Oral (alendronate, risedronate): Up to 10 years recommended maximum
IV zoledronic acid: Up to 6 years recommended maximum
Rationale: AFF risk increases with duration beyond 5 years

Drug Holiday Criteria

Considered for patients after 3-5 years if:

No fractures during treatment
BMD stabilized or improved
Fracture risk now moderate (not high)
Source

Note: This does NOT apply to denosumab.

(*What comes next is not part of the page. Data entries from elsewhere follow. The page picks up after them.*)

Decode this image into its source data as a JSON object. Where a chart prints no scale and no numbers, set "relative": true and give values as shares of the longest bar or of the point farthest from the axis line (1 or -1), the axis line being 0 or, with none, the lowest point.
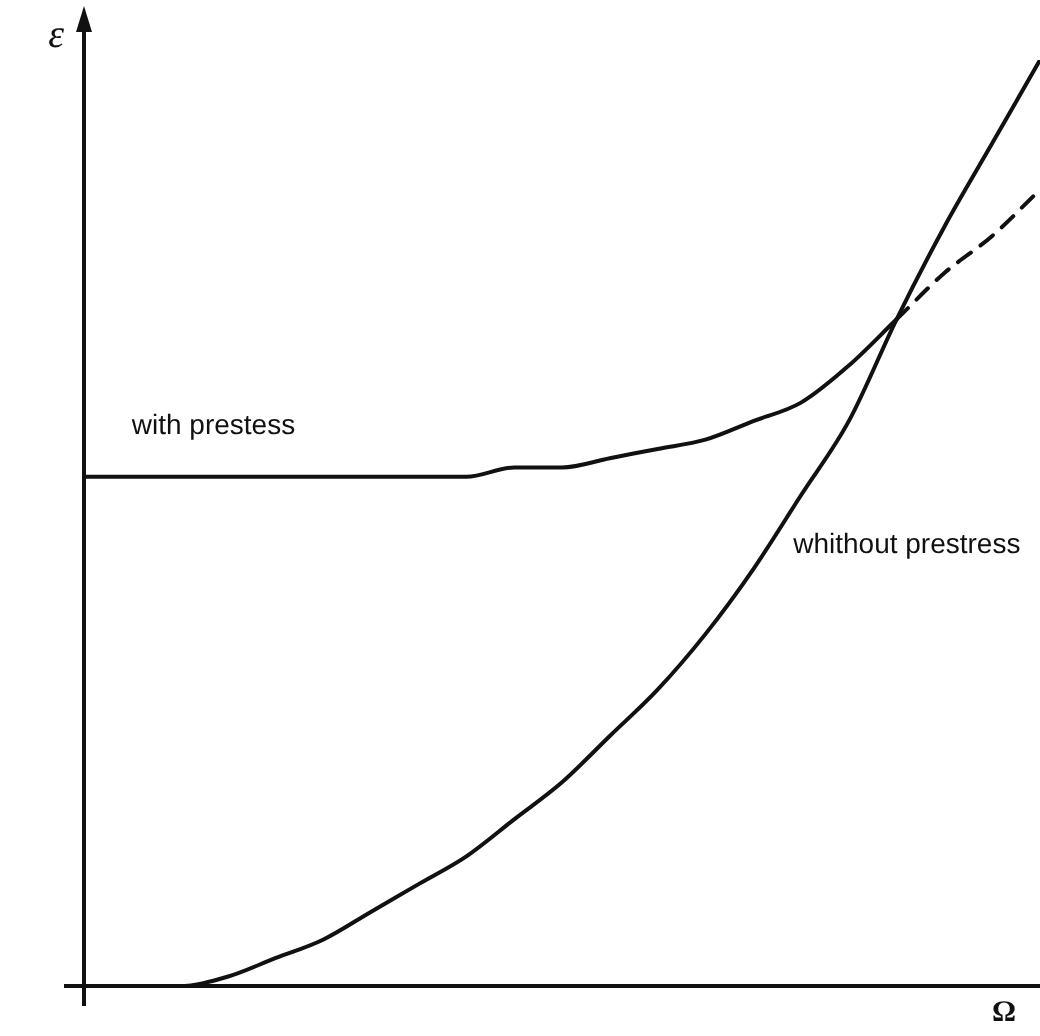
{
  "chart_data": {
    "type": "line",
    "relative": true,
    "xlabel": "Ω",
    "ylabel": "ε",
    "tick_labels": false,
    "legend": false,
    "marker": "none",
    "categories": [
      null,
      null,
      null,
      null,
      null,
      null,
      null,
      null,
      null,
      null,
      null,
      null,
      null,
      null,
      null,
      null,
      null,
      null,
      null,
      null,
      null
    ],
    "series": [
      {
        "name": "with prestess",
        "color": "#111111",
        "line_style": "solid",
        "values": [
          0.55,
          0.55,
          0.55,
          0.55,
          0.55,
          0.55,
          0.55,
          0.55,
          0.55,
          0.56,
          0.56,
          0.57,
          0.58,
          0.59,
          0.61,
          0.63,
          0.67,
          0.72,
          null,
          null,
          null
        ]
      },
      {
        "color": "#111111",
        "line_style": "dashed",
        "values": [
          null,
          null,
          null,
          null,
          null,
          null,
          null,
          null,
          null,
          null,
          null,
          null,
          null,
          null,
          null,
          null,
          null,
          0.72,
          0.77,
          0.81,
          0.86
        ]
      },
      {
        "name": "whithout prestress",
        "color": "#111111",
        "line_style": "solid",
        "values": [
          0,
          0,
          0,
          0.01,
          0.03,
          0.05,
          0.08,
          0.11,
          0.14,
          0.18,
          0.22,
          0.27,
          0.32,
          0.38,
          0.45,
          0.53,
          0.61,
          0.72,
          0.82,
          0.91,
          1
        ]
      }
    ]
  }
}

Denosumab cannot be “holidayed” without replacement therapy.

Glucocorticoid-Induced Osteoporosis: Special Case

For patients on long-term prednisone or similar steroids:

Effective options:

Denosumab
Teriparatide
Romosozumab (showed greater lumbar spine BMD gains than denosumab in head-to-head GIOP trials)

Source

Summary: Risk-Benefit by Drug

Drug	Fracture Reduction	Primary Risk	Risk Rate	Mitigation
Alendronate	40-70% vertebral, 40-51% hip	Atypical femur fracture, ONJ	AFF: 1-10/10,000 patient-years; ONJ: 1-5/10,000	Drug holiday at 3-5 years
Risedronate	Similar to alendronate	Atypical femur fracture, ONJ	Similar to alendronate	Drug holiday at 3-5 years
Zoledronic acid	40-53% hip	Atypical femur fracture, ONJ, acute phase reaction	AFF/ONJ similar; acute phase in 10-20% first dose	6-year maximum duration
Denosumab	39% better than alendronate	Rebound fractures if stopped	~7% without sequential therapy	Mandatory transition to bisphosphonate
Romosozumab	Highest efficacy	Cardiovascular events	+0.6% absolute vs placebo first year	Contraindicated with recent MI/stroke
Teriparatide	Superior to bisphosphonates	Osteosarcoma (theoretical), hypercalcemia	No confirmed human osteosarcoma; rat studies only	2-year limit; sequential therapy required

Sources

PMID 30657216 — Treating osteoporosis to prevent fractures: current concepts
PMID 32588816 — Denosumab, raloxifene, romosozumab and teriparatide systematic review
PMID 31626995 — Clinical effectiveness network meta-analysis
PMID 38753892 — Comparative effectiveness denosumab vs alendronate
PMID 39448137 — Prevention and Management of Denosumab Discontinuation
PMID 36088628 — Multiple Vertebral Fractures After Denosumab Discontinuation
PMID 33924496 — Romosozumab cardiovascular safety FDA analysis
PMID 38512565 — Comparative analysis of anti-osteoporosis medications
PMID 39312040 — Teriparatide vs bisphosphonates meta-analysis
PMID 34679224 — Risk factors for bisphosphonate-associated AFF
PMID 27179251 — Long-term bisphosphonate safety
PMID 33442127 — Osteonecrosis of the jaw incidence
PMID 28760963 — Bisphosphonate effects on bone toughening mechanisms
PMID 40015362 — Publication bias in AFF and ONJ reporting
PMID 32060897 — Treatment failure definitions and management
PMID 41678248 — Glucocorticoid-induced osteoporosis treatment
PMID 35362725 — Romosozumab sequential therapy outcomes

This document presents quantitative findings from peer-reviewed research. Treatment decisions require individualized clinical assessment.